The Texas Department of Transportation has a lofty goal: End all traffic deaths on Texas roads by 2050 – and that’s on top of other objectives, like improving mobility and cutting down on commute times.
To do this, TxDOT has billions of dollars of construction projects underway or in the works across the state, like on Interstate 345, a 1.4-mile stretch of highway that connects I-45 with other east-west freeways in North Texas. TxDOT wants to bury the highway; members of the Dallas City Council want to get rid of it entirely.
The push in Dallas is just the latest example of local governments across the state pushing back on TxDOT plans.
Matt Goodman, the online editorial director with D Magazine, joined the Texas Standard to explain why certain members of council are pushing the state’s transportation agency to turn the highway into a boulevard. Listen above or read the transcript below.

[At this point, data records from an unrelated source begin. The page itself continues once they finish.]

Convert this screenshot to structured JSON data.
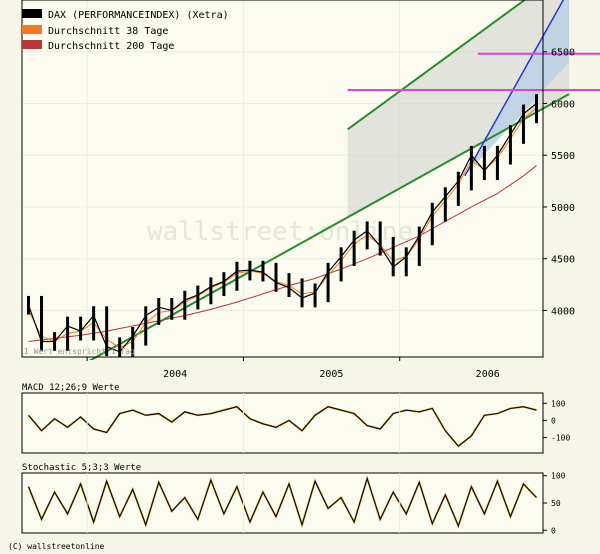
{
  "legend": [
    {
      "label": "DAX (PERFORMANCEINDEX) (Xetra)",
      "color": "#000000"
    },
    {
      "label": "Durchschnitt 38 Tage",
      "color": "#f47a20"
    },
    {
      "label": "Durchschnitt 200 Tage",
      "color": "#b8363c"
    }
  ],
  "watermark": "wallstreet:online",
  "footnote": "1 Wert entspricht 1 Tag",
  "copyright": "(C) wallstreetonline",
  "colors": {
    "price": "#000000",
    "ma38": "#f47a20",
    "ma200": "#b8363c",
    "trend": "#2c8a2c",
    "horizontal": "#e040e0",
    "blue_line": "#2a38c8",
    "channel_fill": "#d0d0d0",
    "triangle_fill": "#b6d0e6",
    "background": "#f6f6e6",
    "plot_bg": "#fbfbf0",
    "grid": "#ecece0"
  },
  "chart_data": [
    {
      "type": "line",
      "title": "DAX (PERFORMANCEINDEX) (Xetra)",
      "x_ticks": [
        "2004",
        "2005",
        "2006"
      ],
      "x_range": [
        "2003-08",
        "2006-11"
      ],
      "y_ticks": [
        4000,
        4500,
        5000,
        5500,
        6000,
        6500
      ],
      "ylim": [
        3550,
        7000
      ],
      "grid": true,
      "legend_position": "top-left",
      "series": [
        {
          "name": "DAX (PERFORMANCEINDEX) (Xetra)",
          "style": "ohlc",
          "x": [
            "2003-08",
            "2003-09",
            "2003-10",
            "2003-11",
            "2003-12",
            "2004-01",
            "2004-02",
            "2004-03",
            "2004-04",
            "2004-05",
            "2004-06",
            "2004-07",
            "2004-08",
            "2004-09",
            "2004-10",
            "2004-11",
            "2004-12",
            "2005-01",
            "2005-02",
            "2005-03",
            "2005-04",
            "2005-05",
            "2005-06",
            "2005-07",
            "2005-08",
            "2005-09",
            "2005-10",
            "2005-11",
            "2005-12",
            "2006-01",
            "2006-02",
            "2006-03",
            "2006-04",
            "2006-05",
            "2006-06",
            "2006-07",
            "2006-08",
            "2006-09",
            "2006-10",
            "2006-11"
          ],
          "values": [
            4050,
            3700,
            3700,
            3850,
            3800,
            3950,
            3650,
            3600,
            3750,
            3950,
            4030,
            4000,
            4100,
            4150,
            4230,
            4280,
            4380,
            4390,
            4370,
            4270,
            4220,
            4120,
            4170,
            4370,
            4520,
            4680,
            4770,
            4620,
            4420,
            4520,
            4720,
            4950,
            5100,
            5250,
            5500,
            5350,
            5500,
            5700,
            5900,
            6000
          ]
        },
        {
          "name": "Durchschnitt 38 Tage",
          "x": [
            "2003-08",
            "2003-09",
            "2003-10",
            "2003-11",
            "2003-12",
            "2004-01",
            "2004-02",
            "2004-03",
            "2004-04",
            "2004-05",
            "2004-06",
            "2004-07",
            "2004-08",
            "2004-09",
            "2004-10",
            "2004-11",
            "2004-12",
            "2005-01",
            "2005-02",
            "2005-03",
            "2005-04",
            "2005-05",
            "2005-06",
            "2005-07",
            "2005-08",
            "2005-09",
            "2005-10",
            "2005-11",
            "2005-12",
            "2006-01",
            "2006-02",
            "2006-03",
            "2006-04",
            "2006-05",
            "2006-06",
            "2006-07",
            "2006-08",
            "2006-09",
            "2006-10",
            "2006-11"
          ],
          "values": [
            4000,
            3750,
            3700,
            3780,
            3800,
            3880,
            3720,
            3640,
            3700,
            3880,
            3980,
            4000,
            4080,
            4140,
            4220,
            4270,
            4360,
            4380,
            4360,
            4280,
            4240,
            4160,
            4180,
            4340,
            4480,
            4640,
            4730,
            4630,
            4480,
            4520,
            4690,
            4910,
            5060,
            5220,
            5450,
            5360,
            5470,
            5660,
            5850,
            5960
          ]
        },
        {
          "name": "Durchschnitt 200 Tage",
          "x": [
            "2003-08",
            "2003-10",
            "2003-12",
            "2004-02",
            "2004-04",
            "2004-06",
            "2004-08",
            "2004-10",
            "2004-12",
            "2005-02",
            "2005-04",
            "2005-06",
            "2005-08",
            "2005-10",
            "2005-12",
            "2006-02",
            "2006-04",
            "2006-06",
            "2006-08",
            "2006-10",
            "2006-11"
          ],
          "values": [
            3700,
            3730,
            3760,
            3800,
            3850,
            3900,
            3950,
            4010,
            4080,
            4160,
            4240,
            4310,
            4400,
            4500,
            4610,
            4720,
            4860,
            5000,
            5130,
            5300,
            5400
          ]
        }
      ]
    },
    {
      "type": "line",
      "title": "MACD 12;26;9 Werte",
      "y_ticks": [
        100,
        0,
        -100
      ],
      "ylim": [
        -190,
        160
      ],
      "x_range": [
        "2003-08",
        "2006-11"
      ],
      "series": [
        {
          "name": "MACD",
          "x": [
            "2003-08",
            "2003-09",
            "2003-10",
            "2003-11",
            "2003-12",
            "2004-01",
            "2004-02",
            "2004-03",
            "2004-04",
            "2004-05",
            "2004-06",
            "2004-07",
            "2004-08",
            "2004-09",
            "2004-10",
            "2004-11",
            "2004-12",
            "2005-01",
            "2005-02",
            "2005-03",
            "2005-04",
            "2005-05",
            "2005-06",
            "2005-07",
            "2005-08",
            "2005-09",
            "2005-10",
            "2005-11",
            "2005-12",
            "2006-01",
            "2006-02",
            "2006-03",
            "2006-04",
            "2006-05",
            "2006-06",
            "2006-07",
            "2006-08",
            "2006-09",
            "2006-10",
            "2006-11"
          ],
          "values": [
            30,
            -60,
            10,
            -40,
            20,
            -50,
            -70,
            40,
            60,
            30,
            40,
            -10,
            50,
            30,
            40,
            60,
            80,
            10,
            -20,
            -40,
            0,
            -60,
            30,
            80,
            60,
            40,
            -30,
            -50,
            40,
            60,
            50,
            70,
            -60,
            -150,
            -90,
            30,
            40,
            70,
            80,
            60
          ]
        }
      ]
    },
    {
      "type": "line",
      "title": "Stochastic 5;3;3 Werte",
      "y_ticks": [
        100,
        50,
        0
      ],
      "ylim": [
        -5,
        105
      ],
      "x_range": [
        "2003-08",
        "2006-11"
      ],
      "series": [
        {
          "name": "Stochastic",
          "x": [
            "2003-08",
            "2003-09",
            "2003-10",
            "2003-11",
            "2003-12",
            "2004-01",
            "2004-02",
            "2004-03",
            "2004-04",
            "2004-05",
            "2004-06",
            "2004-07",
            "2004-08",
            "2004-09",
            "2004-10",
            "2004-11",
            "2004-12",
            "2005-01",
            "2005-02",
            "2005-03",
            "2005-04",
            "2005-05",
            "2005-06",
            "2005-07",
            "2005-08",
            "2005-09",
            "2005-10",
            "2005-11",
            "2005-12",
            "2006-01",
            "2006-02",
            "2006-03",
            "2006-04",
            "2006-05",
            "2006-06",
            "2006-07",
            "2006-08",
            "2006-09",
            "2006-10",
            "2006-11"
          ],
          "values": [
            80,
            20,
            70,
            30,
            85,
            15,
            90,
            25,
            75,
            10,
            88,
            35,
            60,
            20,
            92,
            30,
            80,
            15,
            70,
            25,
            85,
            10,
            90,
            40,
            60,
            15,
            95,
            20,
            70,
            30,
            88,
            12,
            65,
            8,
            80,
            30,
            90,
            25,
            85,
            60
          ]
        }
      ]
    }
  ]
}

This transcript has been lightly edited for clarity:
Texas Standard: Tell us a little bit more about this mile and a half of highway. Why does TxDOT want to do this in the first place against the wishes of the Dallas City Council?
Matthew Goodman: Well, it’s a 50-year-old highway between downtown Dallas and Deep Ellum. TxDOT is interested in moving cars, so the idea of removing the freeway fully would never get their support. But the compromise is to trench it and put it below ground.
Well, you said compromise; I didn’t. Apparently, that’s not good enough for the Dallas City Council?
Some on council – at least five members of the Dallas City Council – want an independent study of the roadway. They’re not happy with what TxDOT is putting forward. But the entire City Council has a lot of support for this trenching plan. So it’ll be interesting to see how the entire body votes.
Something you mentioned in your reporting is that TxDOT is not interested in turning I-345 into a boulevard. Why is that?
Well, the Texas Transportation Commission is what doles out those dollars, and it takes its directives from Governor Greg Abbott. And Governor Abbott has been very clear that his priority is expanding freeways. So anything that goes against that is not likely to get funding.
Economic impact has become one of the focal points of the discussion here. Can you tell us a little bit more about that?
Yeah, the idea is if the elevated highway is not there, the city could incentivize development, be that additional housing, retail office – could be anything. The reason TxDOT thinks trenching is a compromise is because it could put decks over that highway, but it’s not going to pay for those decks. The city would have to.
And therein lies the rub. Any idea on cost or anything like that? And I presume that when you say the city would have to do this, the city would bear all the costs.
The city would have to find the funding sources – and a lot of that would likely be federal and other public grants. There are no estimates for the costs just yet. It’s too early to predict that, and engineering studies will have to be done to actually see what could be placed on top of that stack, so it’s way too early to say.
Well, who ultimately has the final say in what happens to I-345? Is it TxDOT or Dallas City Council?
Well it’s ultimately TxDOT’s decision, but we’re in sort of a stalemate because when the Texas Transportation Commission chooses to issue those construction dollars, it wants the buy-in of the cities where the highways are. So if the City Council does not sign a resolution in support of the freeway, it’s unlikely that TxDOT will get those dollars.
What happens next? What’s the next shoe to drop here? And how long are we looking at before the shovels start getting dirty?
The next step is the City Council has to vote on whether to initiate that independent study of removing the highway. If that happens, the study could take up to a year. At that point, the matter will come back to council for a vote in support of the resolution.